では、こちらのモニターさんでは、なぜ、大きなタルミができていないのでしょうか?実は、こちらのモニターさんは、通常の脂肪吸引に加えて、表層脂肪吸引というテクニックを使用して、タルミが出るのを防止しているからです。表層脂肪吸引というのは、真皮の直下の脂肪を吸引することで、その治癒過程で、皮膚を縮めるという方法です。その表層脂肪吸引を使用することで、こちらのモニターさんは、タルミを造らずに、むしろ実際の脂肪吸引量からすると、もっと引き締まった状態を造ることに成功しています。

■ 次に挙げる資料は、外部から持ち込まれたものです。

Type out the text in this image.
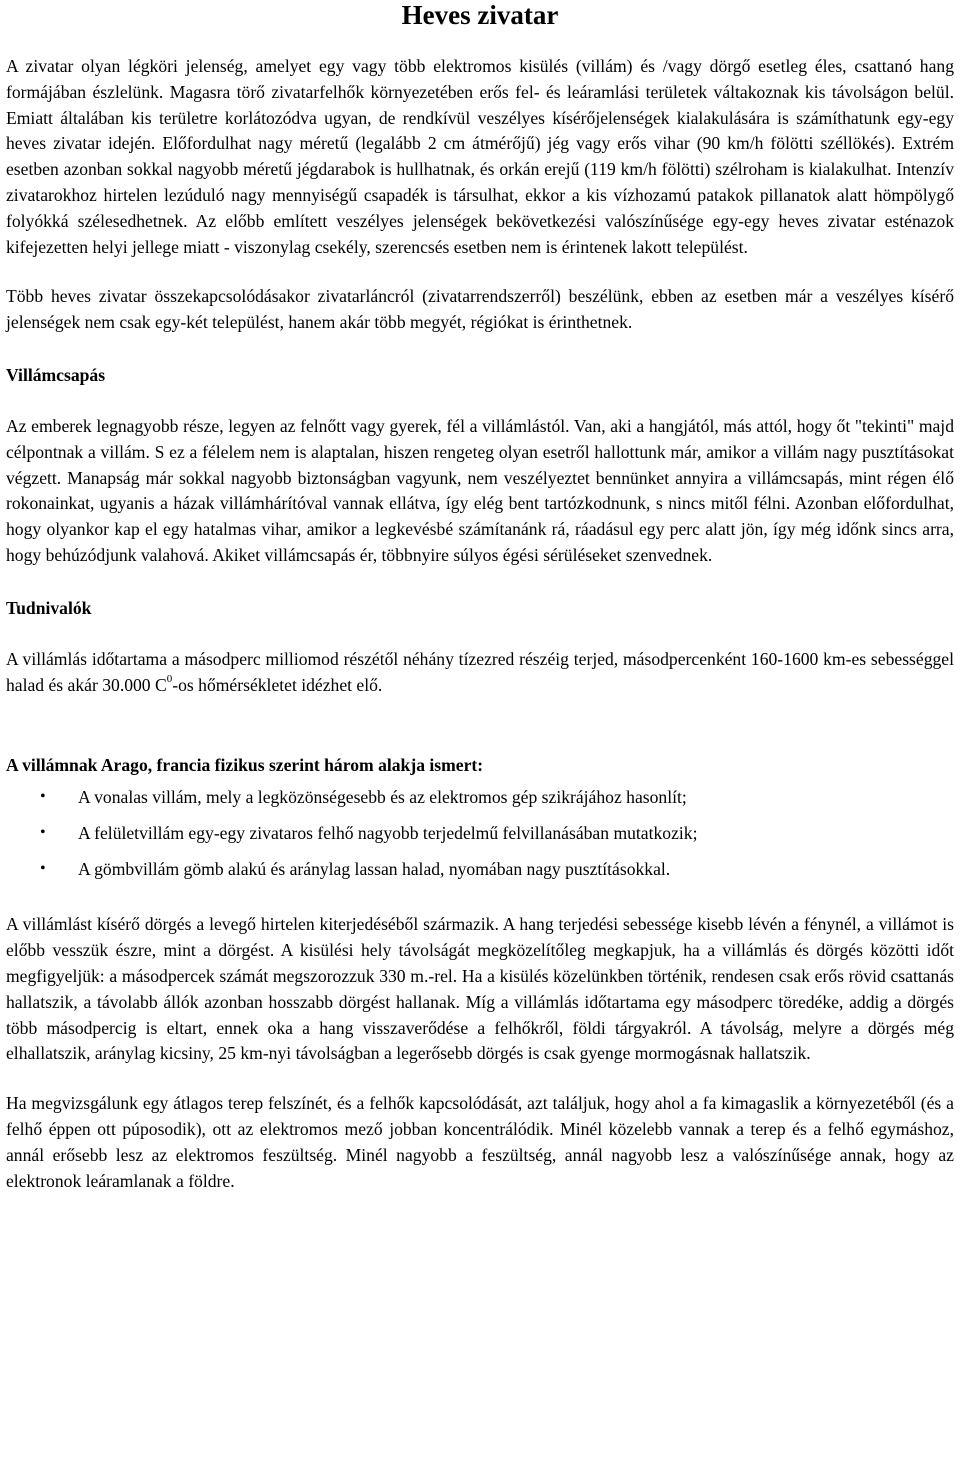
Heves zivatar

A zivatar olyan légköri jelenség, amelyet egy vagy több elektromos kisülés (villám) és /vagy dörgő esetleg éles, csattanó hang formájában észlelünk. Magasra törő zivatarfelhők környezetében erős fel- és leáramlási területek váltakoznak kis távolságon belül. Emiatt általában kis területre korlátozódva ugyan, de rendkívül veszélyes kísérőjelenségek kialakulására is számíthatunk egy-egy heves zivatar idején. Előfordulhat nagy méretű (legalább 2 cm átmérőjű) jég vagy erős vihar (90 km/h fölötti széllökés). Extrém esetben azonban sokkal nagyobb méretű jégdarabok is hullhatnak, és orkán erejű (119 km/h fölötti) szélroham is kialakulhat. Intenzív zivatarokhoz hirtelen lezúduló nagy mennyiségű csapadék is társulhat, ekkor a kis vízhozamú patakok pillanatok alatt hömpölygő folyókká szélesedhetnek. Az előbb említett veszélyes jelenségek bekövetkezési valószínűsége egy-egy heves zivatar esténazok kifejezetten helyi jellege miatt - viszonylag csekély, szerencsés esetben nem is érintenek lakott települést.

Több heves zivatar összekapcsolódásakor zivatarláncról (zivatarrendszerről) beszélünk, ebben az esetben már a veszélyes kísérő jelenségek nem csak egy-két települést, hanem akár több megyét, régiókat is érinthetnek.

Villámcsapás

Az emberek legnagyobb része, legyen az felnőtt vagy gyerek, fél a villámlástól. Van, aki a hangjától, más attól, hogy őt "tekinti" majd célpontnak a villám. S ez a félelem nem is alaptalan, hiszen rengeteg olyan esetről hallottunk már, amikor a villám nagy pusztításokat végzett. Manapság már sokkal nagyobb biztonságban vagyunk, nem veszélyeztet bennünket annyira a villámcsapás, mint régen élő rokonainkat, ugyanis a házak villámhárítóval vannak ellátva, így elég bent tartózkodnunk, s nincs mitől félni. Azonban előfordulhat, hogy olyankor kap el egy hatalmas vihar, amikor a legkevésbé számítanánk rá, ráadásul egy perc alatt jön, így még időnk sincs arra, hogy behúzódjunk valahová. Akiket villámcsapás ér, többnyire súlyos égési sérüléseket szenvednek.

Tudnivalók

A villámlás időtartama a másodperc milliomod részétől néhány tízezred részéig terjed, másodpercenként 160-1600 km-es sebességgel halad és akár 30.000 $C^0-os$ hőmérsékletet idézhet elő.

A villámnak Arago, francia fizikus szerint három alakja ismert:
• A vonalas villám, mely a legközönségesebb és az elektromos gép szikrájához hasonlít;
• A felületvillám egy-egy zivataros felhő nagyobb terjedelmű felvillanásában mutatkozik;
• A gömbvillám gömb alakú és aránylag lassan halad, nyomában nagy pusztításokkal.

A villámlást kísérő dörgés a levegő hirtelen kiterjedéséből származik. A hang terjedési sebessége kisebb lévén a fénynél, a villámot is előbb vesszük észre, mint a dörgést. A kisülési hely távolságát megközelítőleg megkapjuk, ha a villámlás és dörgés közötti időt megfigyeljük: a másodpercek számát megszorozzuk 330 m.-rel. Ha a kisülés közelünkben történik, rendesen csak erős rövid csattanás hallatszik, a távolabb állók azonban hosszabb dörgést hallanak. Míg a villámlás időtartama egy másodperc töredéke, addig a dörgés több másodpercig is eltart, ennek oka a hang visszaverődése a felhőkről, földi tárgyakról. A távolság, melyre a dörgés még elhallatszik, aránylag kicsiny, 25 km-nyi távolságban a legerősebb dörgés is csak gyenge mormogásnak hallatszik.

Ha megvizsgálunk egy átlagos terep felszínét, és a felhők kapcsolódását, azt találjuk, hogy ahol a fa kimagaslik a környezetéből (és a felhő éppen ott púposodik), ott az elektromos mező jobban koncentrálódik. Minél közelebb vannak a terep és a felhő egymáshoz, annál erősebb lesz az elektromos feszültség. Minél nagyobb a feszültség, annál nagyobb lesz a valószínűsége annak, hogy az elektronok leáramlanak a földre.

脂肪吸引の、過去の鉄則の一つに、「皮膚にあまり近い層を吸引すると、凸凹ができる。」というのがあります。そして、多くのクリニックでは、それを守って手術を行って、凸凹を防止しているのが現状です。しかしその場合、皮膚のほうに残った脂肪が、その重みで重力に従って下に下がります。その時に、皮膚が一緒に引っ張られて、やはり下に下がろうとします。皮膚に十分な弾力性が残っていて、その、下に下がろうとする力に抵抗できるのであれば、タルミはできません。しかし、40歳を超えて、皮膚の弾力性が少なくなってくると、下に下がる力に抵抗できず、タルミを増強させてしまいます。つまり、皮膚のほうに残った脂肪が、皮膚と一緒に垂れ下がるということです。この現象についてですが、術後の圧迫によって、発生を防げるという説もあります。しかし、術後の圧迫については、いかに医療機関側が詳しく説明し、患者さんがその時には理解できていたとしても、どうしても不均等な圧迫によって、手術したところに段を造ってしまうリスクが、常に存在します。この段は、その中身が厚い脂肪なので、一度作ってしまうと、その後のマッサージだけでは完全には回復しません。基本的には、その部分の再手術が必要になります。
そこで、この、皮膚にくっついた脂肪を採って、タルミを造らないようにしようということが、表層脂肪吸引を行う一つの理由なのですが、これを行うことで、通常は、表面に凸凹が発生してしまいます。この凸凹の原因は、脂肪吸引の時に使用するカニューレ(管)の通り道に凹みができてしまうためです。そこで当院では、このカニューレを極細にすることで、凹みができた場合の深さを抑え、吸引終了後も、皮膚の表面の凹凸を検査し、必要に応じて、スムーサーという器具を使用して、凹凸を防ぎます。そのことで、皮膚についた脂肪の量をできるだけ少なくすると同時に、凹凸を防いで、術後のタルミを防止しています。また、通常の脂肪吸引のところでも記した、術後の圧迫ですが、このように皮膚にくっついた脂肪層を少なくしておくことで、一時的な不均等な圧迫で付いてしまった段も、規模が小さく、術後のマッサージだけで回復し、再手術に至らずに済みます。
こちらのモニターさんで、術後1か月目に発生した、不均等な術後の圧迫による「段」。マッサージのみで、術後3ヶ月目には、きれいになくなっています。